Navigating even more punctuation

As I mentioned in my former post about punctuation and proper use in the English language, there are a lot more forms of punctuation than we arguably realize. Most of us, when we think of punctuation, consider more common forms of it, for example, periods, exclamation points and question marks. But, as anyone who knows the English language is aware, English is sort of fucked in terms of its endless stipulations and quirks, and punctuation is no exception.

Let’s take a look at some more, shall we?

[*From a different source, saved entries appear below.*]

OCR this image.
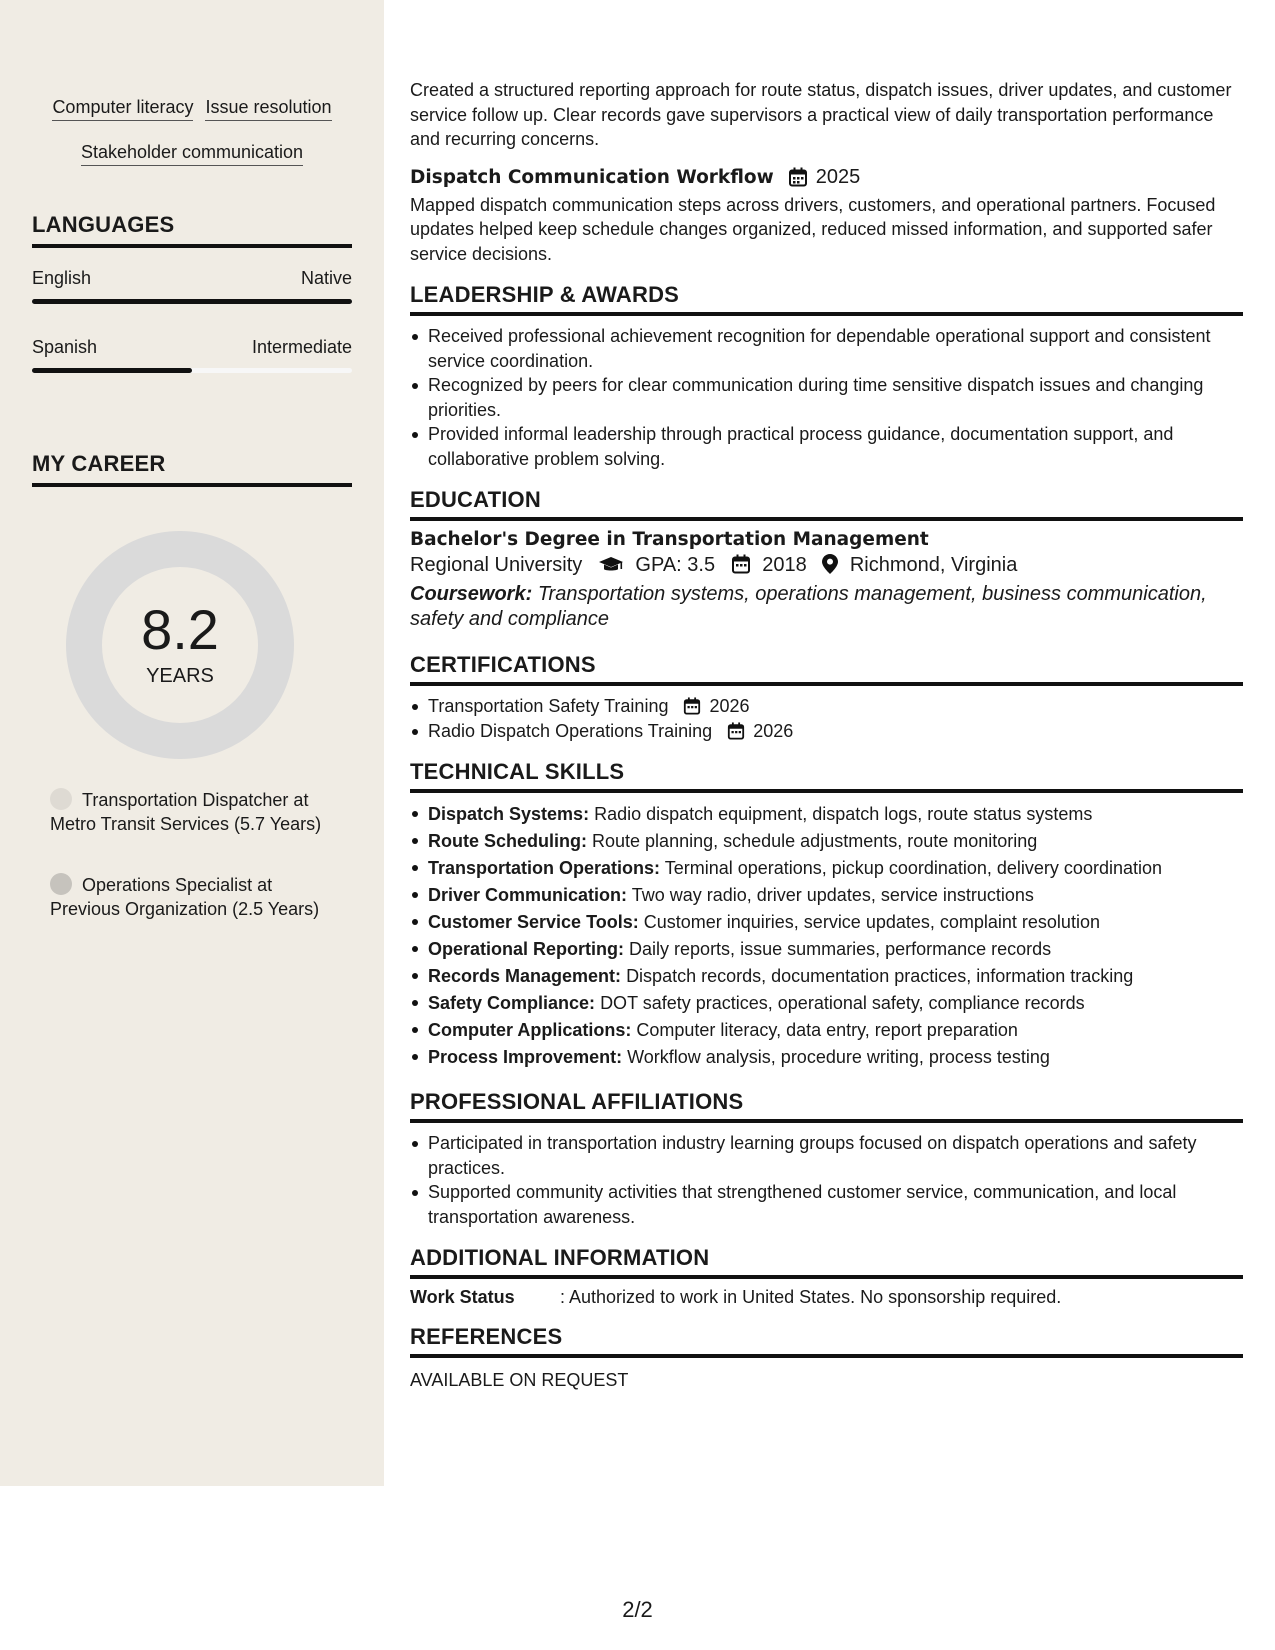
Computer literacy Issue resolution
Stakeholder communication
LANGUAGES
English	Native
Spanish	Intermediate
MY CAREER
8.2
YEARS
Transportation Dispatcher at Metro Transit Services (5.7 Years)
Operations Specialist at Previous Organization (2.5 Years)
Created a structured reporting approach for route status, dispatch issues, driver updates, and customer service follow up. Clear records gave supervisors a practical view of daily transportation performance and recurring concerns.
Dispatch Communication Workflow 2025
Mapped dispatch communication steps across drivers, customers, and operational partners. Focused updates helped keep schedule changes organized, reduced missed information, and supported safer service decisions.
LEADERSHIP & AWARDS
Received professional achievement recognition for dependable operational support and consistent service coordination.
Recognized by peers for clear communication during time sensitive dispatch issues and changing priorities.
Provided informal leadership through practical process guidance, documentation support, and collaborative problem solving.
EDUCATION
Bachelor's Degree in Transportation Management
Regional University	GPA: 3.5 2018 Richmond, Virginia
Coursework: Transportation systems, operations management, business communication, safety and compliance
CERTIFICATIONS
Transportation Safety Training 2026
Radio Dispatch Operations Training 2026
TECHNICAL SKILLS
Dispatch Systems: Radio dispatch equipment, dispatch logs, route status systems
Route Scheduling: Route planning, schedule adjustments, route monitoring
Transportation Operations: Terminal operations, pickup coordination, delivery coordination
Driver Communication: Two way radio, driver updates, service instructions
Customer Service Tools: Customer inquiries, service updates, complaint resolution
Operational Reporting: Daily reports, issue summaries, performance records
Records Management: Dispatch records, documentation practices, information tracking
Safety Compliance: DOT safety practices, operational safety, compliance records
Computer Applications: Computer literacy, data entry, report preparation
Process Improvement: Workflow analysis, procedure writing, process testing
PROFESSIONAL AFFILIATIONS
Participated in transportation industry learning groups focused on dispatch operations and safety practices.
Supported community activities that strengthened customer service, communication, and local transportation awareness.
ADDITIONAL INFORMATION
Work Status	: Authorized to work in United States. No sponsorship required.
REFERENCES
AVAILABLE ON REQUEST
2/2
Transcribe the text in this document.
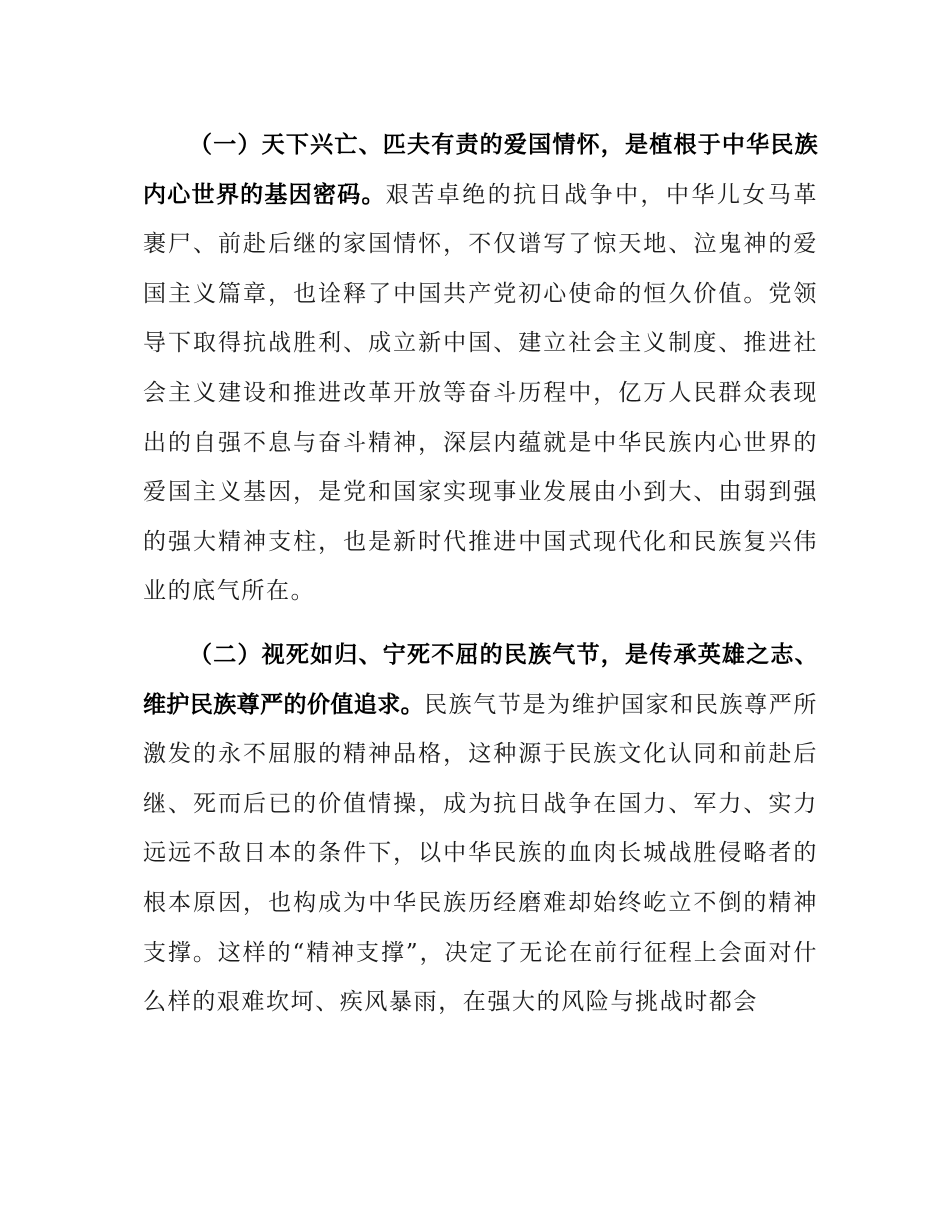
（一）天下兴亡、匹夫有责的爱国情怀，是植根于中华民族内心世界的基因密码。艰苦卓绝的抗日战争中，中华儿女马革裹尸、前赴后继的家国情怀，不仅谱写了惊天地、泣鬼神的爱国主义篇章，也诠释了中国共产党初心使命的恒久价值。党领导下取得抗战胜利、成立新中国、建立社会主义制度、推进社会主义建设和推进改革开放等奋斗历程中，亿万人民群众表现出的自强不息与奋斗精神，深层内蕴就是中华民族内心世界的爱国主义基因，是党和国家实现事业发展由小到大、由弱到强的强大精神支柱，也是新时代推进中国式现代化和民族复兴伟业的底气所在。

（二）视死如归、宁死不屈的民族气节，是传承英雄之志、维护民族尊严的价值追求。民族气节是为维护国家和民族尊严所激发的永不屈服的精神品格，这种源于民族文化认同和前赴后继、死而后已的价值情操，成为抗日战争在国力、军力、实力远远不敌日本的条件下，以中华民族的血肉长城战胜侵略者的根本原因，也构成为中华民族历经磨难却始终屹立不倒的精神支撑。这样的“精神支撑”，决定了无论在前行征程上会面对什么样的艰难坎坷、疾风暴雨，在强大的风险与挑战时都会
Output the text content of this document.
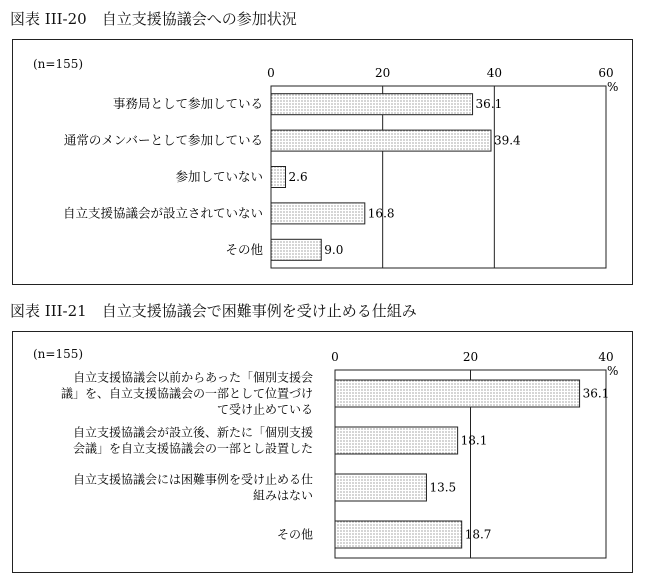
図表 III-20　自立支援協議会への参加状況
(n=155)
0	20	40	60
%
36.1
事務局として参加している
39.4
通常のメンバーとして参加している
2.6
参加していない
16.8
自立支援協議会が設立されていない
9.0
その他
図表 III-21　自立支援協議会で困難事例を受け止める仕組み
(n=155)	0	20	40
%
36.1
自立支援協議会以前からあった「個別支援会
議」を、自立支援協議会の一部として位置づけ
て受け止めている
18.1
自立支援協議会が設立後、新たに「個別支援
会議」を自立支援協議会の一部とし設置した
13.5
自立支援協議会には困難事例を受け止める仕
組みはない
18.7
その他
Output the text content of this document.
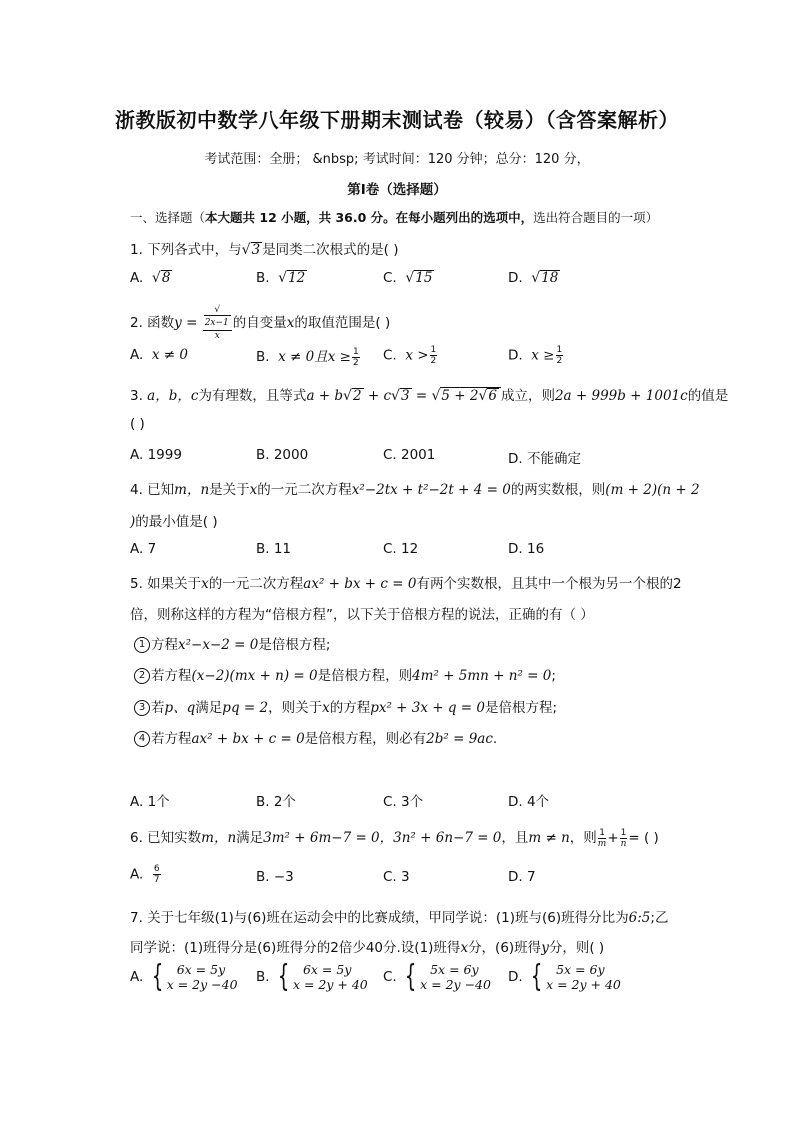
浙教版初中数学八年级下册期末测试卷（较易）（含答案解析）
考试范围：全册； &nbsp; 考试时间：120 分钟；总分：120 分，
第Ⅰ卷（选择题）
一、选择题（本大题共 12 小题，共 36.0 分。在每小题列出的选项中，选出符合题目的一项）
1. 下列各式中，与√3 是同类二次根式的是( )
A. √8	B. √12	C. √15	D. √18
2. 函数y = √
2x−1
x 的自变量x的取值范围是( )
A. x ≠ 0	B. x ≠ 0且$x \ge \frac{1}{2} C$. $x > \frac{1}{2}$	D. $x \ge \frac{1}{2}$
3. a，b，c为有理数，且等式a + b√2 + c√3 = √5 + 2√6 成立，则2a + 999b + 1001c的值是
( )
A. 1999	B. 2000	C. 2001	D. 不能确定
4. 已知m，n是关于x的一元二次方程x²−2tx + t²−2t + 4 = 0的两实数根，则(m + 2)(n + 2
)的最小值是( )
A. 7	B. 11	C. 12	D. 16
5. 如果关于x的一元二次方程ax² + bx + c = 0有两个实数根，且其中一个根为另一个根的2
倍，则称这样的方程为“倍根方程”，以下关于倍根方程的说法，正确的有（ ）
1 方程x²−x−2 = 0是倍根方程;
2 若方程(x−2)(mx + n) = 0是倍根方程，则4m² + 5mn + n² = 0;
3 若p、q满足pq = 2，则关于x的方程px² + 3x + q = 0是倍根方程;
4 若方程ax² + bx + c = 0是倍根方程，则必有2b² = 9ac.
A. 1个	B. 2个	C. 3个	D. 4个
6. 已知实数m，n满足3m² + 6m−7 = 0，3n² + 6n−7 = 0，且m ≠ n，则 $\frac{1}{m} + \frac{1}{n}$ = ( )
A. $\frac{6}{7}$	B. −3	C. 3	D. 7
7. 关于七年级(1)与(6)班在运动会中的比赛成绩，甲同学说：(1)班与(6)班得分比为6:5;乙
同学说：(1)班得分是(6)班得分的2倍少40分.设(1)班得x分，(6)班得y分，则( )
A. {	6x = 5y
x = 2y −40 B. {	6x = 5y
x = 2y + 40 C. {	5x = 6y
x = 2y −40 D. {	5x = 6y
x = 2y + 40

  • An apostrophe can be used to indicate possession or ownership, and also to break down other words into a shorter version → ‘
    • For example, “My sister’s dog”
    • For example, “Weren’t” (instead of were not)
  • A dash can be used in place of a comma or a colon to add intensity or make a sentence easier to read visually → –
    • For example, “My knee is bothering me lately – it is quite swollen.”
  • An ellipse is used to indicate the intentional removal of words from a sentence → …
    • For example, “Today … three men were arrested” instead of “Today, May 22, 2022, three men were arrested.”
  • Brackets are used to separate non-essential information from essential information in text → ( )
    • For example, “She said (quite rudely) that she doesn’t know where he is.”
  • Quotation marks are used to signify that you are citing or referencing information or material that is not your own; it is someone else’s words and/or learnings → “
  • The double quotation mark is standard for citing someone else’s work. But there’s also the single quotation mark: ‘. The single quotation mark is used when you’re referencing a quote inside of a quote.

There are a few more I am failing to mention, but in my opinion, they are ones that most of us don’t use nor need to understand. I’m trying to keep confusion to a minimum.